Upaya mengembangkan sikap terbuka pada generasi muda diwujudkan dengan pelaksanaan Sekolah Kebudayaan dan Kemanusiaan yang digagas oleh Maarif Institute.
Ia berharap Sekolah Kebudayaan dan Kemanusiaan mampu melahirkan kader penjaga keutuhan bangsa, penjaga nilai-nilai kemanusiaan yang memiliki sikap toleran, moderat serta berpihak pada kemanusiaan dan ke-Indonesiaan yang bhinneka.
Menurut dia, kebhinnekaan dan perbedaan menjadi modal utama untuk persatuan bangsa ini.
"Mari kita bicara perbedaan.
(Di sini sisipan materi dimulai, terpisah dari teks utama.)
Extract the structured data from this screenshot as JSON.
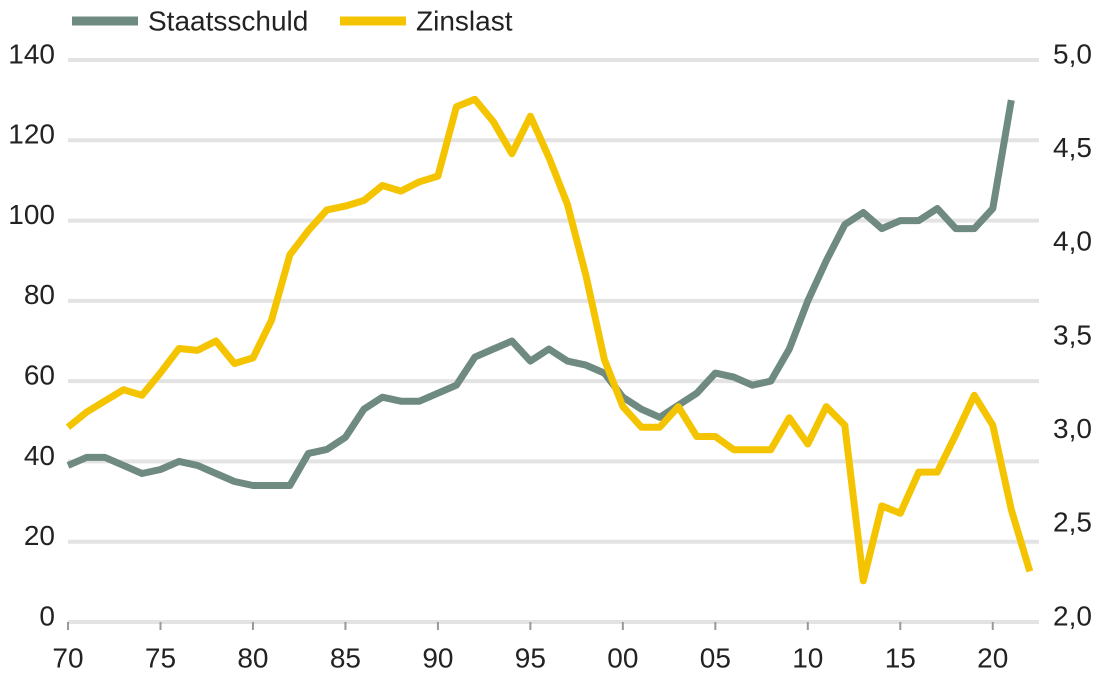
{
  "chart_data": {
    "type": "line",
    "x": [
      1970,
      1971,
      1972,
      1973,
      1974,
      1975,
      1976,
      1977,
      1978,
      1979,
      1980,
      1981,
      1982,
      1983,
      1984,
      1985,
      1986,
      1987,
      1988,
      1989,
      1990,
      1991,
      1992,
      1993,
      1994,
      1995,
      1996,
      1997,
      1998,
      1999,
      2000,
      2001,
      2002,
      2003,
      2004,
      2005,
      2006,
      2007,
      2008,
      2009,
      2010,
      2011,
      2012,
      2013,
      2014,
      2015,
      2016,
      2017,
      2018,
      2019,
      2020,
      2021,
      2022
    ],
    "series": [
      {
        "name": "Staatsschuld",
        "color": "#6f8a80",
        "axis": "y",
        "values": [
          39,
          41,
          41,
          39,
          37,
          38,
          40,
          39,
          37,
          35,
          34,
          34,
          34,
          42,
          43,
          46,
          53,
          56,
          55,
          55,
          57,
          59,
          66,
          68,
          70,
          65,
          68,
          65,
          64,
          62,
          56,
          53,
          51,
          54,
          57,
          62,
          61,
          59,
          60,
          68,
          80,
          90,
          99,
          102,
          98,
          100,
          100,
          103,
          98,
          98,
          103,
          130,
          null
        ]
      },
      {
        "name": "Zinslast",
        "color": "#f5c400",
        "axis": "y2",
        "values": [
          3.04,
          3.12,
          3.18,
          3.24,
          3.21,
          3.33,
          3.46,
          3.45,
          3.5,
          3.38,
          3.41,
          3.61,
          3.96,
          4.09,
          4.2,
          4.22,
          4.25,
          4.33,
          4.3,
          4.35,
          4.38,
          4.75,
          4.79,
          4.67,
          4.5,
          4.7,
          4.48,
          4.23,
          3.85,
          3.4,
          3.15,
          3.04,
          3.04,
          3.15,
          2.99,
          2.99,
          2.92,
          2.92,
          2.92,
          3.09,
          2.95,
          3.15,
          3.05,
          2.22,
          2.62,
          2.58,
          2.8,
          2.8,
          3.0,
          3.21,
          3.05,
          2.6,
          2.27
        ]
      }
    ],
    "xlim": [
      1970,
      2022.5
    ],
    "xticks": [
      {
        "value": 1970,
        "label": "70"
      },
      {
        "value": 1975,
        "label": "75"
      },
      {
        "value": 1980,
        "label": "80"
      },
      {
        "value": 1985,
        "label": "85"
      },
      {
        "value": 1990,
        "label": "90"
      },
      {
        "value": 1995,
        "label": "95"
      },
      {
        "value": 2000,
        "label": "00"
      },
      {
        "value": 2005,
        "label": "05"
      },
      {
        "value": 2010,
        "label": "10"
      },
      {
        "value": 2015,
        "label": "15"
      },
      {
        "value": 2020,
        "label": "20"
      }
    ],
    "ylim": [
      0,
      140
    ],
    "yticks": [
      0,
      20,
      40,
      60,
      80,
      100,
      120,
      140
    ],
    "y2lim": [
      2,
      5
    ],
    "y2ticks": [
      {
        "value": 2,
        "label": "2,0"
      },
      {
        "value": 2.5,
        "label": "2,5"
      },
      {
        "value": 3,
        "label": "3,0"
      },
      {
        "value": 3.5,
        "label": "3,5"
      },
      {
        "value": 4,
        "label": "4,0"
      },
      {
        "value": 4.5,
        "label": "4,5"
      },
      {
        "value": 5,
        "label": "5,0"
      }
    ],
    "grid": true
  }
}
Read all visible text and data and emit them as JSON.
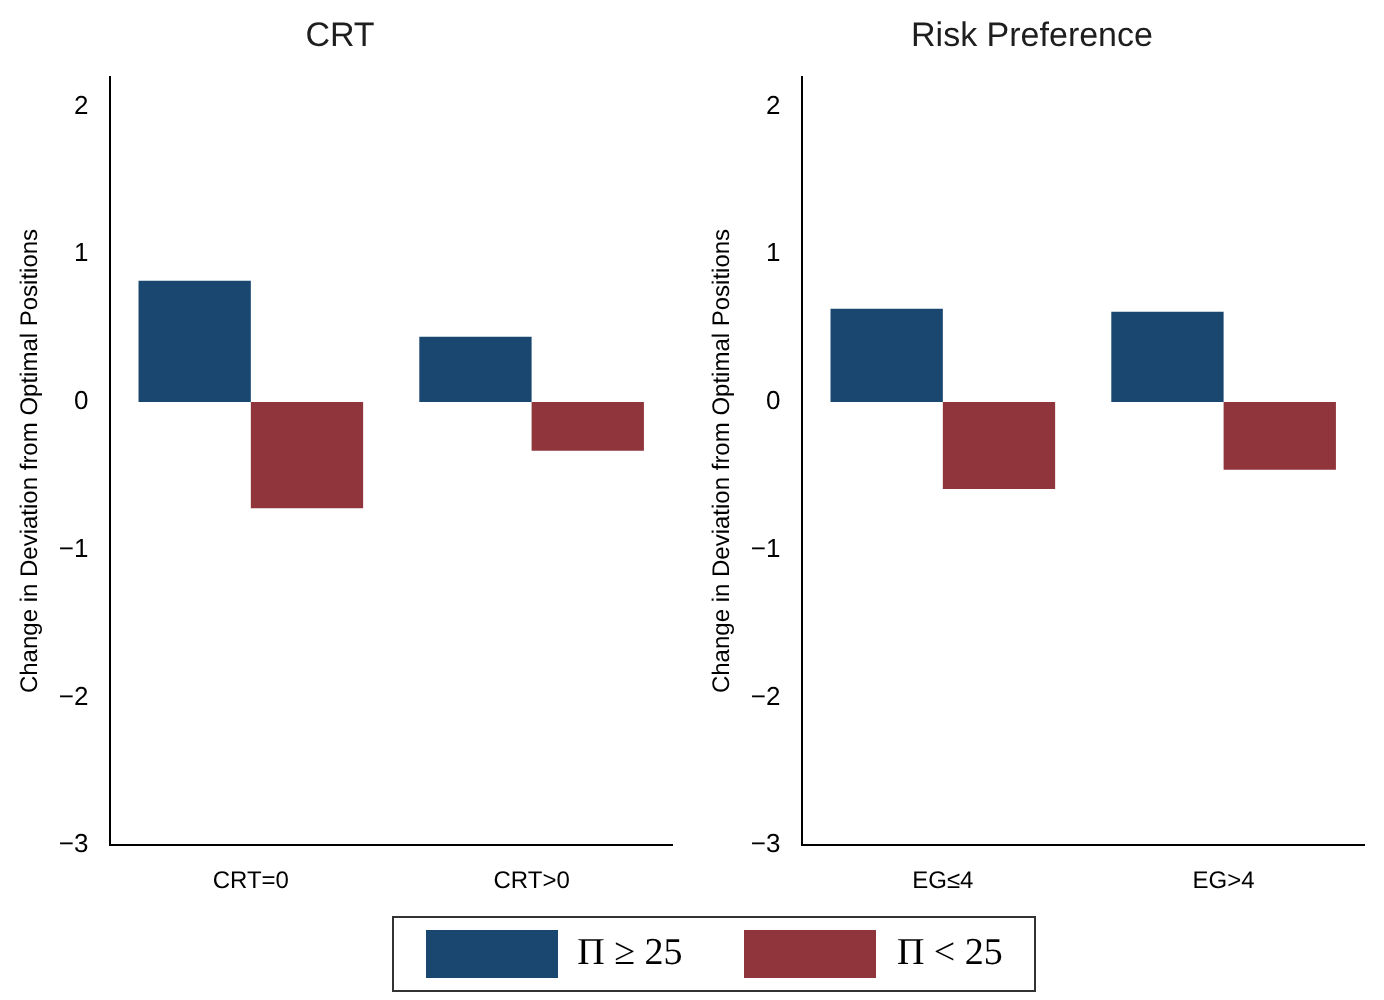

Tapi jangan rusak perumahan kemanusiaan dan rumah kebangsaan. Ini artinya semangat perbedaan harus mampu menyatukan dan mengutuhkan bangsa ini," tambahnya.
Pemuda diharapkan bersikap inklusif dan memberi solusi terhadap masalah-masalah besar bangsa. Selain itu, antar elemen kebangsaan dan kemanusiaan harus ditanamkan budaya berlomba dalam kebaikan.
Ia menyebutkan Al-Quran sesungguhnya memberikan solusi dalam mengelola perbedaan sehingga terwujud kebaikan.
Ketika Islam diaplikasikan dalam konteks keindonesiaan maka akan memunculkan sebuah Islam yang ramah, terbuka, inklusif, dan mampu memberi solusi terhadap masalah-masalah besar bangsa. Islam membutuhkan sarana sejarah untuk mewujudkan cita-cita moralnya yang mencakup seluruh aspek kehidupan. Sarana itu tidak lain adalah negara, katanya.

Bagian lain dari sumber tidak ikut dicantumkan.